I'm buying a two-unit investment property directly from the seller (no Realtors involved). The purchase price is $110k.
I am trying to get a conventional loan through a large national bank. Everything went smoothly until the appraisal came back. The house appraised at $140k "subject to" repairs to the exterior (which needs repainting and replacement of some of the wood siding). The appraisal didn't assess the home's value in its "as is" current state.
The appraisal report estimated that the cost of repairs would total about $15k. I got an estimate from a contractor for performing the same repair work before even making an offer on the house, and his estimate was right around that same number.
The bank is telling me that they won't approve the loan unless the repairs are made before closing. There is no way the seller is going to do the repairs himself, and I am not going to pay to have them done before I own the house, of course (although that is what the loan officer ludicrously suggested I do -- I think she is new at her job).
I have two questions. First, is the bank being unusual or unreasonable in denying the loan without the repairs being made before closing? Here's why I think the bank's position is unreasonable: Both units of the house are currently occupied, with tenants paying fair-market rates (according to the appraisal). The house certainly needs a coat of paint and siding replacement in some places, but it is by no means structurally unsound or uninhabitable. I am buying the house for $110k with 25% down and the house appraised for $140k -- so the LTV ratio remains well above the 80:20 threshhold even with the cost of repairs factored in. I have excellent (800+) credit, have about $500k in assets (of which ~$200k are totally liquid), make about $150k a year and have zero debts (I own my personal home free and clear) -- so it's not like I'm just squeaking by when it comes to buying this house. Frankly, I think the bank is being silly in wanting to deny me -- a very good applicant -- a loan for a relatively small amount of money (relative to my income and assets) for a house that appraised for well more than the purchase price. But maybe I am failing to see things fairly from the bank's perspective.

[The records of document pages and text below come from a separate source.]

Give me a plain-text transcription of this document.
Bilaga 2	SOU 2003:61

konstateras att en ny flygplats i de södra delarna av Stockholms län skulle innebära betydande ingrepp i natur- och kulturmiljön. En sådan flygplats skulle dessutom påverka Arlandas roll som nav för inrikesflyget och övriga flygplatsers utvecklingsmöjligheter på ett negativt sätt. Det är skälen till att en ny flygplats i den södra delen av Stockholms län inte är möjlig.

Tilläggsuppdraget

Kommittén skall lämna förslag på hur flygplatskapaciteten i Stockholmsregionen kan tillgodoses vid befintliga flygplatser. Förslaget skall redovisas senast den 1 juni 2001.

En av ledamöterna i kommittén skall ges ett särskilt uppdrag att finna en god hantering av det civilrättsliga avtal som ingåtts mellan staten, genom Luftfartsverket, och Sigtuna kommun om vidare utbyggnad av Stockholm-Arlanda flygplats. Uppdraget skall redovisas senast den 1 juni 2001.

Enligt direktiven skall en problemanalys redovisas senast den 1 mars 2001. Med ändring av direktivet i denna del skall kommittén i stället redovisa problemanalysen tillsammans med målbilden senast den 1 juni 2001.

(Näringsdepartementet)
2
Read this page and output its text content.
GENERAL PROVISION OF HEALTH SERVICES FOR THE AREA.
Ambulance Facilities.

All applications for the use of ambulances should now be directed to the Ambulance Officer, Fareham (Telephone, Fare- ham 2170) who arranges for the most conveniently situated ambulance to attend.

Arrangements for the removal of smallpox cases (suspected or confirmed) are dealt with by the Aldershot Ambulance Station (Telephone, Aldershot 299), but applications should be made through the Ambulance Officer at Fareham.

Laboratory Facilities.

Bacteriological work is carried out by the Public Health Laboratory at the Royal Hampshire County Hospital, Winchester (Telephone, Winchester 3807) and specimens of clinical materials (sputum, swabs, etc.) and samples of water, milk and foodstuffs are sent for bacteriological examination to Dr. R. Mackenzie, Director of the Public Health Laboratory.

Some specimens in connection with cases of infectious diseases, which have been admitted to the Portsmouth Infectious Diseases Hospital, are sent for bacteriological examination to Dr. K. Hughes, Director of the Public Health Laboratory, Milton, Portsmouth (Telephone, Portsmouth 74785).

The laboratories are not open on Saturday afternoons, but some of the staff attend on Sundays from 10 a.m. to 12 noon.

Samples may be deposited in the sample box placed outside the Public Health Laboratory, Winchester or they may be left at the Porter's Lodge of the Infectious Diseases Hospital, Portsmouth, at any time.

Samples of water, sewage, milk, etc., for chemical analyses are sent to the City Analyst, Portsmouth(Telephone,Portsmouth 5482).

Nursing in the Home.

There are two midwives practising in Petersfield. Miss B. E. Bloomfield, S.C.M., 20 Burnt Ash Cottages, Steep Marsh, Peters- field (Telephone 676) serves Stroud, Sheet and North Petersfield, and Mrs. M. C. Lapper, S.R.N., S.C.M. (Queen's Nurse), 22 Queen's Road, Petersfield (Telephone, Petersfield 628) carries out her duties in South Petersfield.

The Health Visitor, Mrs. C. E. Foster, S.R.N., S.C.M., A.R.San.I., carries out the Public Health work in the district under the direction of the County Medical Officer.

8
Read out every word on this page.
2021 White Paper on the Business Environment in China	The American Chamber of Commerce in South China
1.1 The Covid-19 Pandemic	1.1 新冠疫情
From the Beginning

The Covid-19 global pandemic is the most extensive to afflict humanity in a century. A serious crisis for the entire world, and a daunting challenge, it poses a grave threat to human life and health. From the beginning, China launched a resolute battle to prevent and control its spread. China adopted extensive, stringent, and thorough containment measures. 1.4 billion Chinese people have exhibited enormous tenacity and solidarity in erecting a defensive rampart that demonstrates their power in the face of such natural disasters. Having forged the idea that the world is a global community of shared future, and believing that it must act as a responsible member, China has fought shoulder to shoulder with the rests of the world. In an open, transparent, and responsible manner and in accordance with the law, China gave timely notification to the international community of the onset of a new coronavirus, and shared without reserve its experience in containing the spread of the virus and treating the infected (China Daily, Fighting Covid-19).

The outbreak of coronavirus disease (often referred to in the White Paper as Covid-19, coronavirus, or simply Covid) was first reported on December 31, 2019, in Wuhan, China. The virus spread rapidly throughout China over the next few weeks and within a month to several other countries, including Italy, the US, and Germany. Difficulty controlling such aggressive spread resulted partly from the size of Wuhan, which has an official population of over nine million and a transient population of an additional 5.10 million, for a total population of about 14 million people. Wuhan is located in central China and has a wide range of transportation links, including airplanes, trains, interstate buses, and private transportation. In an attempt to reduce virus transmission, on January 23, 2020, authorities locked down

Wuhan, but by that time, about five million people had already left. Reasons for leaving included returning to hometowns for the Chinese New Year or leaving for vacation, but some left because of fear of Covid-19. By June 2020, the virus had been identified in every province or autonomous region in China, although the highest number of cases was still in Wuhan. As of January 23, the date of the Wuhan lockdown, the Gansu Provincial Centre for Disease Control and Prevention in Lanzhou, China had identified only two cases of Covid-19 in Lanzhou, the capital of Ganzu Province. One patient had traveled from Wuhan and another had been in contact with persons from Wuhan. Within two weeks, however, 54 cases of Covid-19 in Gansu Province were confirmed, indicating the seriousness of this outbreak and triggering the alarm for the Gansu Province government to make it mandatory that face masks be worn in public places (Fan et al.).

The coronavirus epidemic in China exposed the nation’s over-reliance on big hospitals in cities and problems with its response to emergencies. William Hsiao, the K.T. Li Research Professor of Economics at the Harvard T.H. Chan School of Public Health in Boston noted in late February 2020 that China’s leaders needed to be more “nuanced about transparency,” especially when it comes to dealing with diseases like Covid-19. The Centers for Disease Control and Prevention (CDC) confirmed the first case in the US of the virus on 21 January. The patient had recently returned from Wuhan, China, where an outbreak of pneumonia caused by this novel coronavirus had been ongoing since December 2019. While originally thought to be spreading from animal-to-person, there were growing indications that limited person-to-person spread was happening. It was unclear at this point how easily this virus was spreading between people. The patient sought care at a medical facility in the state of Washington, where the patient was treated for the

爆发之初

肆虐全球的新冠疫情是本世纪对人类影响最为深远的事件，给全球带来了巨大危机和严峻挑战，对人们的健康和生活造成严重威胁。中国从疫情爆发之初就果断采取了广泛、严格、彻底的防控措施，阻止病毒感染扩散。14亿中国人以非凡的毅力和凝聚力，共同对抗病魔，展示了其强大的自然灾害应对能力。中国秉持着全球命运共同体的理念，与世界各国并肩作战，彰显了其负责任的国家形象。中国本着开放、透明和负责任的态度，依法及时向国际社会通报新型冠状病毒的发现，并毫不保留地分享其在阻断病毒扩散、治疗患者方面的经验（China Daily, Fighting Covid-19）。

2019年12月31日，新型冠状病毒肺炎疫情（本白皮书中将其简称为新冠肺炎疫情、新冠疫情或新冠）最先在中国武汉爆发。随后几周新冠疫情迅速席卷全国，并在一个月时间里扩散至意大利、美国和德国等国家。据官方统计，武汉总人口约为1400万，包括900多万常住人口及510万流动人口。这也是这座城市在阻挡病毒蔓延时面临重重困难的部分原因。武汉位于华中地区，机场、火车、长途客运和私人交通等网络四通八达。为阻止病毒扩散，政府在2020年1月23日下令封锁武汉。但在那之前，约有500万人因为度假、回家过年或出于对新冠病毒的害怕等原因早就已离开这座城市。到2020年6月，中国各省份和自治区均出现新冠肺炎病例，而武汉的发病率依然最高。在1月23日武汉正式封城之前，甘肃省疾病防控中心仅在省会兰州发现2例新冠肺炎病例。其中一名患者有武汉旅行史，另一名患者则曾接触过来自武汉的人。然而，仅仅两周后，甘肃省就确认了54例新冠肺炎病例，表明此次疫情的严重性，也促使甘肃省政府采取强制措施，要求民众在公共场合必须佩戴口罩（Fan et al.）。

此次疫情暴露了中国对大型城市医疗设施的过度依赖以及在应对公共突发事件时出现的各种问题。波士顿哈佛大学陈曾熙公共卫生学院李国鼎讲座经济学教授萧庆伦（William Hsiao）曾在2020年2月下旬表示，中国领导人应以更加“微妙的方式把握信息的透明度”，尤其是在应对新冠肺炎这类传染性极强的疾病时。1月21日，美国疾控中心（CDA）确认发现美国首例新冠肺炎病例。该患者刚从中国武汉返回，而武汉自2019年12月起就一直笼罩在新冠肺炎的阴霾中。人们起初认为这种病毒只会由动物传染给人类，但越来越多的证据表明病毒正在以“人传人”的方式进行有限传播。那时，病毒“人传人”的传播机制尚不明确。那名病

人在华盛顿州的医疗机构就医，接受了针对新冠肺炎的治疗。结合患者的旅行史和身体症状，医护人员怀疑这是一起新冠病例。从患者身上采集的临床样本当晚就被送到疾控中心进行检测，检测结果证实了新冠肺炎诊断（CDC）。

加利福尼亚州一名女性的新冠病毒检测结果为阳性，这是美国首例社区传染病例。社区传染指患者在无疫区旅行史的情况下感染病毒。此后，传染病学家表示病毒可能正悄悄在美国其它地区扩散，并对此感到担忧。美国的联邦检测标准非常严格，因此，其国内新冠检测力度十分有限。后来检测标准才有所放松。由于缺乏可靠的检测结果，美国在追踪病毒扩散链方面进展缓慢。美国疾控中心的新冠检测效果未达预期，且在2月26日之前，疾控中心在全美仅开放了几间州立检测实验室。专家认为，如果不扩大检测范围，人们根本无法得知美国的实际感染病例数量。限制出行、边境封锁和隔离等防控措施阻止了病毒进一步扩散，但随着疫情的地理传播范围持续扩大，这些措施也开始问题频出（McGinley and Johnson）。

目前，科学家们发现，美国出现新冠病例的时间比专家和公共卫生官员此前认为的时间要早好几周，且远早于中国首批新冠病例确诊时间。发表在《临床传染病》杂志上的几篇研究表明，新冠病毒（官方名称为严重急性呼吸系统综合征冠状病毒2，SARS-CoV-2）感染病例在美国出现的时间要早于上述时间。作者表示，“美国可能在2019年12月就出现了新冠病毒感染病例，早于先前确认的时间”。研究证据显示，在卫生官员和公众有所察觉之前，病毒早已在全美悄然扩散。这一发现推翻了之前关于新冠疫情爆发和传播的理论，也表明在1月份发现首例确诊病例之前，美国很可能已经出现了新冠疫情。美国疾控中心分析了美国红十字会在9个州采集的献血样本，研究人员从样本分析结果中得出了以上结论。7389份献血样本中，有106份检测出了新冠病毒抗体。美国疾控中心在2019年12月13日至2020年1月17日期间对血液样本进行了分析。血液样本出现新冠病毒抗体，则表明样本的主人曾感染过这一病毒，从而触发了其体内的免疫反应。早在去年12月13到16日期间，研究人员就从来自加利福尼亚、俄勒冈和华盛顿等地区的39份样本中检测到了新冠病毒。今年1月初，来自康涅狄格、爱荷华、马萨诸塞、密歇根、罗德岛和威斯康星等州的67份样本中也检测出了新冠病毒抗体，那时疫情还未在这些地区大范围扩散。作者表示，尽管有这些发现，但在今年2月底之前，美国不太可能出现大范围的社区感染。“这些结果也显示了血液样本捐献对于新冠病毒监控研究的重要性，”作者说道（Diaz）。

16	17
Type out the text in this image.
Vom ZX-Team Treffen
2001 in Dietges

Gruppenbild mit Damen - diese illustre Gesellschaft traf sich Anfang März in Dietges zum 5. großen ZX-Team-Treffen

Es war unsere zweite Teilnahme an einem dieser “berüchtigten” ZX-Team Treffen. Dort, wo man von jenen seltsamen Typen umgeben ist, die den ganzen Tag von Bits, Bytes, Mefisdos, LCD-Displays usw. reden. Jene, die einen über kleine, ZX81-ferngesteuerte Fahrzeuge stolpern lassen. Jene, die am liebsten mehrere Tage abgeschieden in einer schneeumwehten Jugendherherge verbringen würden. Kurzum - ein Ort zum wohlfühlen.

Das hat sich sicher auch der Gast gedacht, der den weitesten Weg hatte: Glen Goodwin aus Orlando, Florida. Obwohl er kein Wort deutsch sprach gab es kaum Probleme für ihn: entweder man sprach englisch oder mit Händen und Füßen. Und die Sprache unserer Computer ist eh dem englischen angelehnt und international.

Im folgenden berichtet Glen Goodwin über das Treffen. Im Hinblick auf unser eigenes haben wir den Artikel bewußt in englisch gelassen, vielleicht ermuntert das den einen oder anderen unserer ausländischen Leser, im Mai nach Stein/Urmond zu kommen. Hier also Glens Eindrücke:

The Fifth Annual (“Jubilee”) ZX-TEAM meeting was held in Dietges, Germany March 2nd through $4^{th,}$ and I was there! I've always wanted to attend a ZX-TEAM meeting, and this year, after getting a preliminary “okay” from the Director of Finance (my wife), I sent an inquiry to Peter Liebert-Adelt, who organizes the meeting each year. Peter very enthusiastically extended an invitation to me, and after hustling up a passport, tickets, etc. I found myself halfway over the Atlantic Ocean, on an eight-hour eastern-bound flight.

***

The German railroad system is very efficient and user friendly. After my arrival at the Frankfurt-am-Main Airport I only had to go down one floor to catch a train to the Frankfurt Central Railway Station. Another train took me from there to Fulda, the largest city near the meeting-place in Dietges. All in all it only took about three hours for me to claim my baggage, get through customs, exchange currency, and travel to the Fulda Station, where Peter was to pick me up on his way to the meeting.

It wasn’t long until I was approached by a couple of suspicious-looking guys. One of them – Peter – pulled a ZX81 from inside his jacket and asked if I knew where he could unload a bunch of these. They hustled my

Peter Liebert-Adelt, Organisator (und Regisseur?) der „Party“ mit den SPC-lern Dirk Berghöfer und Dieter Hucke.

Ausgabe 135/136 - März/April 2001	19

The second question is: How do I move forward? As I see it, I have three options:
- Try to figure things out with the current lender. If I do this, any advice on how to proceed? Should I try going over the loan officer's head, for example? Or insist that they get the appraiser to re-appraise for the as-is value of the house, rather than the value subject to repairs? (Why they didn't appraise in as-is state originally, I have no idea.)
- Try getting financing from another lender. Ideally, I'd hope to be able to use the same appraisal because I've already paid about $800 for it. But I'm not sure how hard this is to do, and I don't want to end up back in the same situation with another bank.
- Buy the house in cash, which I can comfortably afford to do using my $200k in liquid assets. I'd just prefer not to tie up so much money in this property. Plus, if I buy in cash, then the money I have already paid for the appraisal definitely goes down the drain.
I know I could likely do a rehab or construction loan as a fourth option, but that seems like overkill for a house that needs a relatively minor amount of work, and given that I can pay for that work very comfortably using cash.